Slieve Gullion SDLP rep, Pete Byrne said: “You can’t just rely on social media, we need to be able to contact businesses who will be affected directly.

“When the situation was live, it has been highlighted in the council’s report that it did all that was expected of them, but they actually went over and above.

“The public messaging has to go out to the public very, very quickly and social media is the place to get that information out there.

“Going forward, residents get updates on social media, but we have to try and tweak the (emergency messaging) policy, that in cases of severe flooding like we have seen over the last couple of weeks, that businesses are contacted immediately and I don’t know if the best way of doing that is through social media.

“There has to be a procedure to contact business directly, perhaps through the chamber of commerce or the BID (business improvement district) so that businesses get the information straight away.

“We all heard businesses saying that if they had more notice they would have been better prepared and could have saved some stock.

“We can say till we’re blue in the face, that messaging was put out on social media, but they have got to be contacted directly.”

Elected members across the chamber voiced their own experiences from the flood with many identifying a greater need to improve communications between all concerned.

Downpatrick Sinn Fein councillor, Oonagh Hanlon added: “Would it not be more prudent to have a flood alert scheme as they have in other jurisdictions and send alerts to everybody?

“We need to be cognisant that residents were affected by the flooding as well.
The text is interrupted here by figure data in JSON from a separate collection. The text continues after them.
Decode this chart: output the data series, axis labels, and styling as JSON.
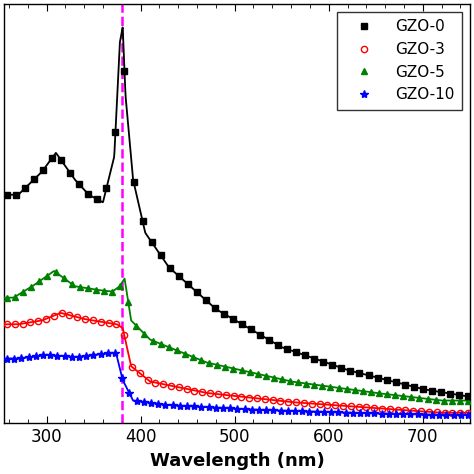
{
  "title": "",
  "xlabel": "Wavelength (nm)",
  "ylabel": "",
  "xlim": [
    255,
    750
  ],
  "dashed_line_x": 380,
  "dashed_line_color": "#FF00FF",
  "legend_labels": [
    "GZO-0",
    "GZO-3",
    "GZO-5",
    "GZO-10"
  ],
  "background_color": "#ffffff",
  "xticks": [
    300,
    400,
    500,
    600,
    700
  ],
  "ylim": [
    0,
    5.5
  ]
}
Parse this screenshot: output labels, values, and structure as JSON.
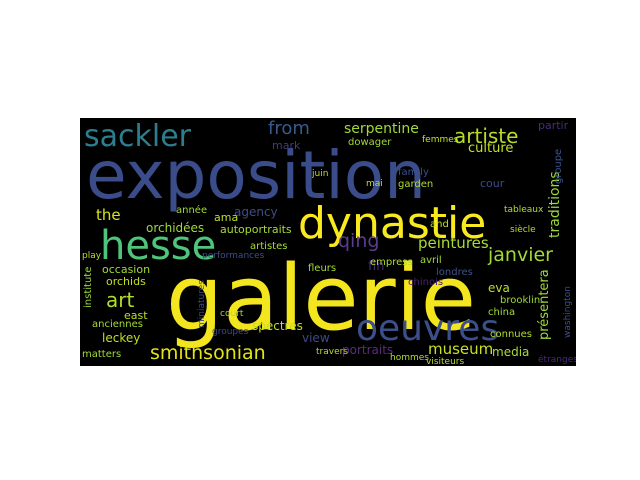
{
  "wordcloud": {
    "words": [
      {
        "text": "exposition",
        "color": "#3b4c8a"
      },
      {
        "text": "galerie",
        "color": "#f4e61e"
      },
      {
        "text": "dynastie",
        "color": "#f9e91f"
      },
      {
        "text": "hesse",
        "color": "#4fc47b"
      },
      {
        "text": "sackler",
        "color": "#2c7e8e"
      },
      {
        "text": "oeuvres",
        "color": "#3c4f8a"
      },
      {
        "text": "smithsonian",
        "color": "#e3e418"
      },
      {
        "text": "artiste",
        "color": "#b5de2b"
      },
      {
        "text": "janvier",
        "color": "#a2da37"
      },
      {
        "text": "serpentine",
        "color": "#9fda3a"
      },
      {
        "text": "from",
        "color": "#365c8d"
      },
      {
        "text": "qing",
        "color": "#5c3b8f"
      },
      {
        "text": "art",
        "color": "#b0dd2f"
      },
      {
        "text": "peintures",
        "color": "#a8db34"
      },
      {
        "text": "museum",
        "color": "#c8e020"
      },
      {
        "text": "culture",
        "color": "#c5e021"
      },
      {
        "text": "the",
        "color": "#d8e219"
      },
      {
        "text": "orchidées",
        "color": "#9fda3a"
      },
      {
        "text": "mark",
        "color": "#44397f"
      },
      {
        "text": "agency",
        "color": "#3e4c8a"
      },
      {
        "text": "autoportraits",
        "color": "#a5db36"
      },
      {
        "text": "ama",
        "color": "#c0df25"
      },
      {
        "text": "orchids",
        "color": "#c2df23"
      },
      {
        "text": "occasion",
        "color": "#a2da37"
      },
      {
        "text": "east",
        "color": "#bddf26"
      },
      {
        "text": "leckey",
        "color": "#c0df25"
      },
      {
        "text": "anciennes",
        "color": "#a5db36"
      },
      {
        "text": "spectres",
        "color": "#c2df23"
      },
      {
        "text": "view",
        "color": "#3e4a89"
      },
      {
        "text": "portraits",
        "color": "#5d2c7e"
      },
      {
        "text": "fin",
        "color": "#482878"
      },
      {
        "text": "eva",
        "color": "#b8de29"
      },
      {
        "text": "brooklin",
        "color": "#9dd93b"
      },
      {
        "text": "china",
        "color": "#a0da39"
      },
      {
        "text": "media",
        "color": "#a8db34"
      },
      {
        "text": "matters",
        "color": "#a2da37"
      },
      {
        "text": "traditions",
        "color": "#9dd93b"
      },
      {
        "text": "présentera",
        "color": "#a0da39"
      },
      {
        "text": "groupe",
        "color": "#3a548c"
      },
      {
        "text": "partir",
        "color": "#472d7b"
      },
      {
        "text": "dowager",
        "color": "#9fda3a"
      },
      {
        "text": "femmes",
        "color": "#c5e021"
      },
      {
        "text": "family",
        "color": "#3c4f8a"
      },
      {
        "text": "garden",
        "color": "#b2dd2d"
      },
      {
        "text": "mai",
        "color": "#c0df25"
      },
      {
        "text": "juin",
        "color": "#bddf26"
      },
      {
        "text": "année",
        "color": "#9fda3a"
      },
      {
        "text": "artistes",
        "color": "#a8db34"
      },
      {
        "text": "performances",
        "color": "#3d4e8a"
      },
      {
        "text": "groupes",
        "color": "#3f4889"
      },
      {
        "text": "fleurs",
        "color": "#a5db36"
      },
      {
        "text": "empress",
        "color": "#b0dd2f"
      },
      {
        "text": "avril",
        "color": "#a0da39"
      },
      {
        "text": "londres",
        "color": "#3b528b"
      },
      {
        "text": "chinois",
        "color": "#482173"
      },
      {
        "text": "connues",
        "color": "#b2dd2d"
      },
      {
        "text": "visiteurs",
        "color": "#b5de2b"
      },
      {
        "text": "institute",
        "color": "#9dd93b"
      },
      {
        "text": "play",
        "color": "#b5de2b"
      },
      {
        "text": "siècle",
        "color": "#b8de29"
      },
      {
        "text": "tableaux",
        "color": "#b0dd2f"
      },
      {
        "text": "washington",
        "color": "#3c4f8a"
      },
      {
        "text": "étranges",
        "color": "#482979"
      },
      {
        "text": "cour",
        "color": "#3e4a89"
      },
      {
        "text": "travers",
        "color": "#b8de29"
      },
      {
        "text": "hommes",
        "color": "#b2dd2d"
      },
      {
        "text": "and",
        "color": "#c2df23"
      },
      {
        "text": "court",
        "color": "#a5db36"
      },
      {
        "text": "miniatures",
        "color": "#3e4989"
      }
    ]
  }
}
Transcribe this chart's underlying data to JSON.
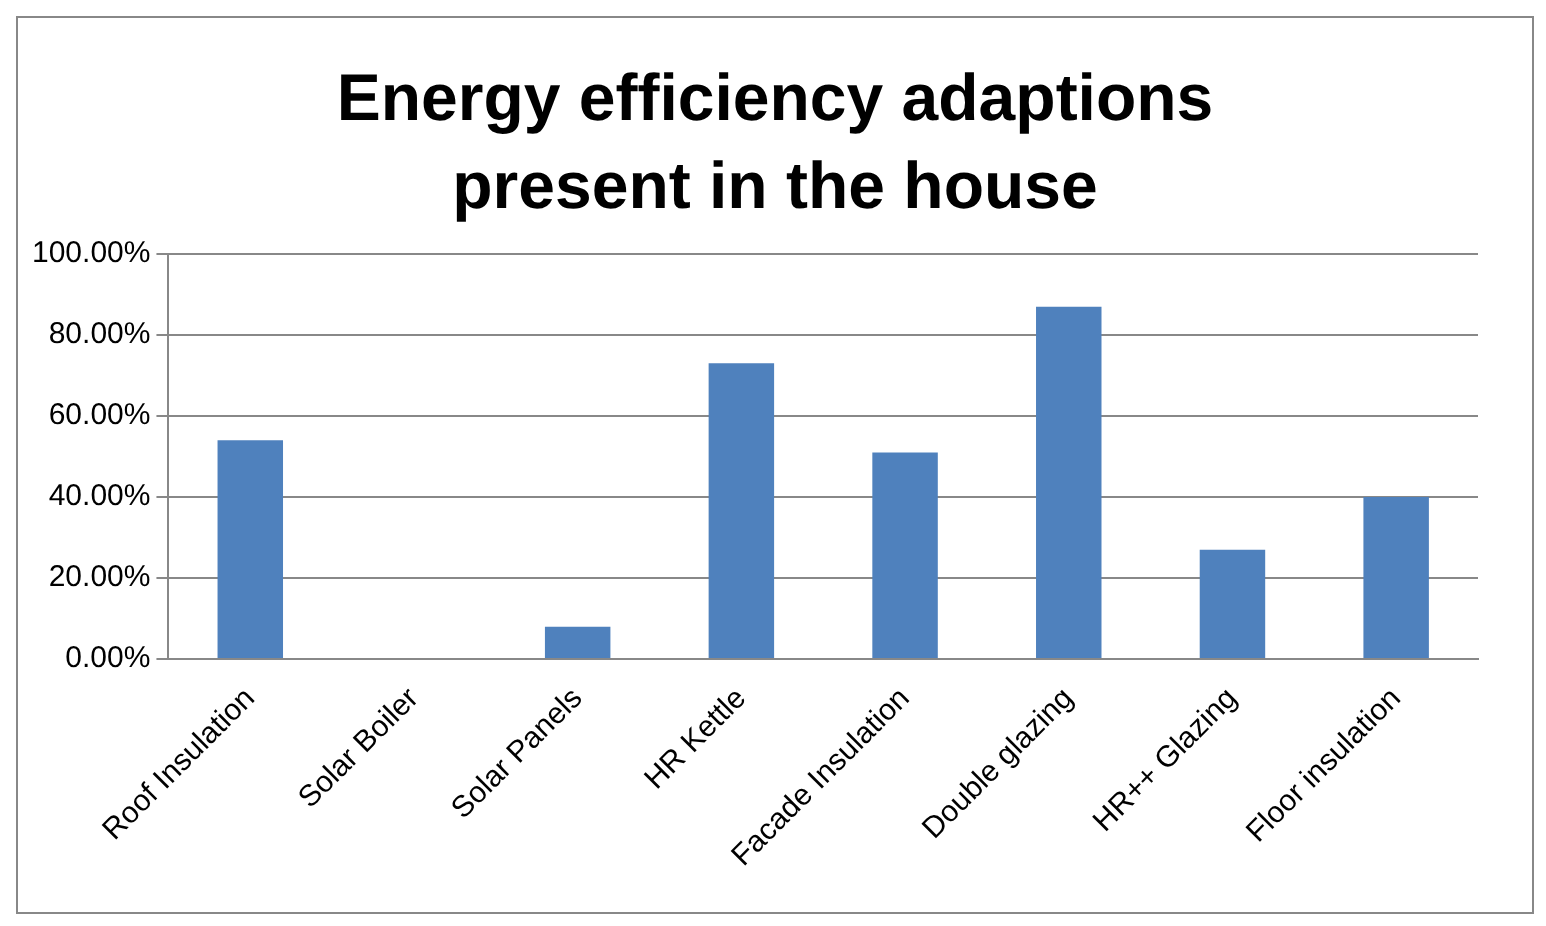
{
  "chart_data": {
    "type": "bar",
    "title": "Energy efficiency adaptions present in the house",
    "categories": [
      "Roof Insulation",
      "Solar Boiler",
      "Solar Panels",
      "HR Kettle",
      "Facade Insulation",
      "Double glazing",
      "HR++ Glazing",
      "Floor insulation"
    ],
    "values": [
      54,
      0,
      8,
      73,
      51,
      87,
      27,
      40
    ],
    "color": "#4f81bd",
    "ylim": [
      0,
      100
    ],
    "yticks": [
      {
        "value": 0,
        "label": "0.00%"
      },
      {
        "value": 20,
        "label": "20.00%"
      },
      {
        "value": 40,
        "label": "40.00%"
      },
      {
        "value": 60,
        "label": "60.00%"
      },
      {
        "value": 80,
        "label": "80.00%"
      },
      {
        "value": 100,
        "label": "100.00%"
      }
    ],
    "grid": "y"
  }
}
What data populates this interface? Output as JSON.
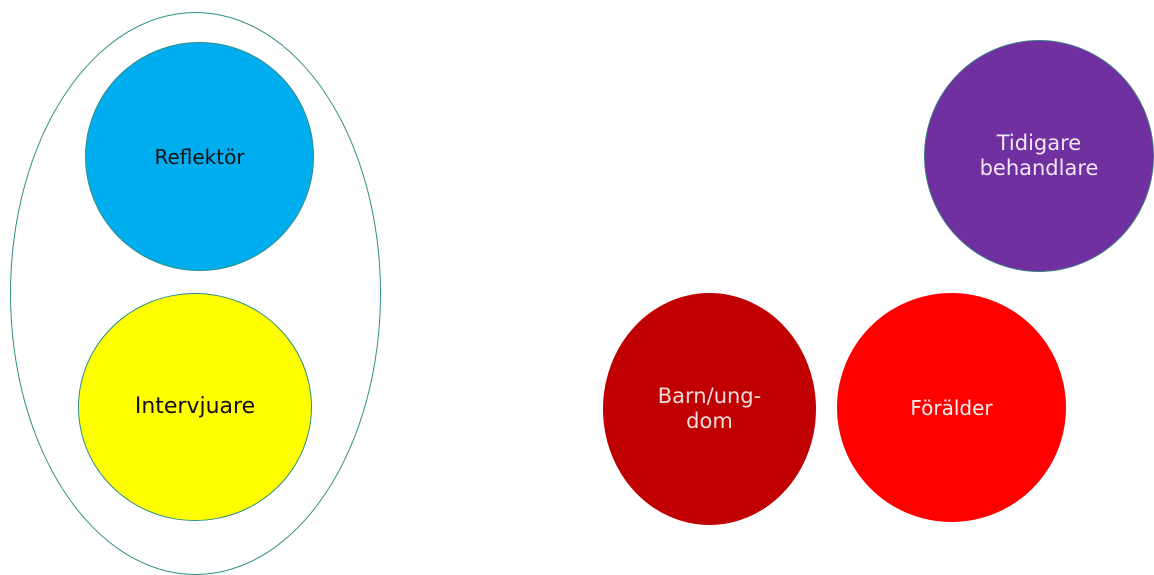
{
  "diagram": {
    "group_outline_color": "#2e8f86",
    "nodes": [
      {
        "id": "reflektor",
        "label": "Reflektör",
        "fill": "#00aeef"
      },
      {
        "id": "intervjuare",
        "label": "Intervjuare",
        "fill": "#ffff00"
      },
      {
        "id": "tidigare",
        "label": "Tidigare\nbehandlare",
        "fill": "#7030a0"
      },
      {
        "id": "barn",
        "label": "Barn/ung-\ndom",
        "fill": "#c00000"
      },
      {
        "id": "foralder",
        "label": "Förälder",
        "fill": "#ff0000"
      }
    ]
  }
}
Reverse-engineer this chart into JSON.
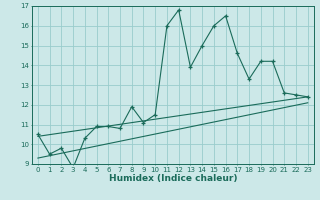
{
  "title": "",
  "xlabel": "Humidex (Indice chaleur)",
  "bg_color": "#cce8e8",
  "grid_color": "#99cccc",
  "line_color": "#1a6b5a",
  "xlim": [
    -0.5,
    23.5
  ],
  "ylim": [
    9,
    17
  ],
  "xticks": [
    0,
    1,
    2,
    3,
    4,
    5,
    6,
    7,
    8,
    9,
    10,
    11,
    12,
    13,
    14,
    15,
    16,
    17,
    18,
    19,
    20,
    21,
    22,
    23
  ],
  "yticks": [
    9,
    10,
    11,
    12,
    13,
    14,
    15,
    16,
    17
  ],
  "series1_x": [
    0,
    1,
    2,
    3,
    4,
    5,
    6,
    7,
    8,
    9,
    10,
    11,
    12,
    13,
    14,
    15,
    16,
    17,
    18,
    19,
    20,
    21,
    22,
    23
  ],
  "series1_y": [
    10.5,
    9.5,
    9.8,
    8.8,
    10.3,
    10.9,
    10.9,
    10.8,
    11.9,
    11.1,
    11.5,
    16.0,
    16.8,
    13.9,
    15.0,
    16.0,
    16.5,
    14.6,
    13.3,
    14.2,
    14.2,
    12.6,
    12.5,
    12.4
  ],
  "trend1_x": [
    0,
    23
  ],
  "trend1_y": [
    10.4,
    12.4
  ],
  "trend2_x": [
    0,
    23
  ],
  "trend2_y": [
    9.3,
    12.1
  ]
}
“We don’t have that scheme in place here. I know that today (Nov 16), speaking with the shadow secretary of state and he had been letting us know, that his constituency suffered very badly from flooding in 2007, where 55k homes were flooded, which effectively kicked in flood emergency warnings.

“I think that might be a better way of doing it.

“Certainly businesses absolutely need clarity, but I do think it needs to be wider and go out to absolutely everybody.

“I do think that the focus needs to be from the local council that we have an emergency flood alert scheme.”

A council officer told the chamber that the emergency alert system was not a matter for the local authority and that the latest flood alerts “had been led by the Department for Infrastructure”.

The officer said: “Something like the flood alert scheme would be another agency, we won’t bring the flood alert scheme in ourselves, we could put matters raised in writing to the agency involved.

“The flood alert scheme is not part of our statutory duties.

“Though, I can get the information requested and bring it back to the next meeting.”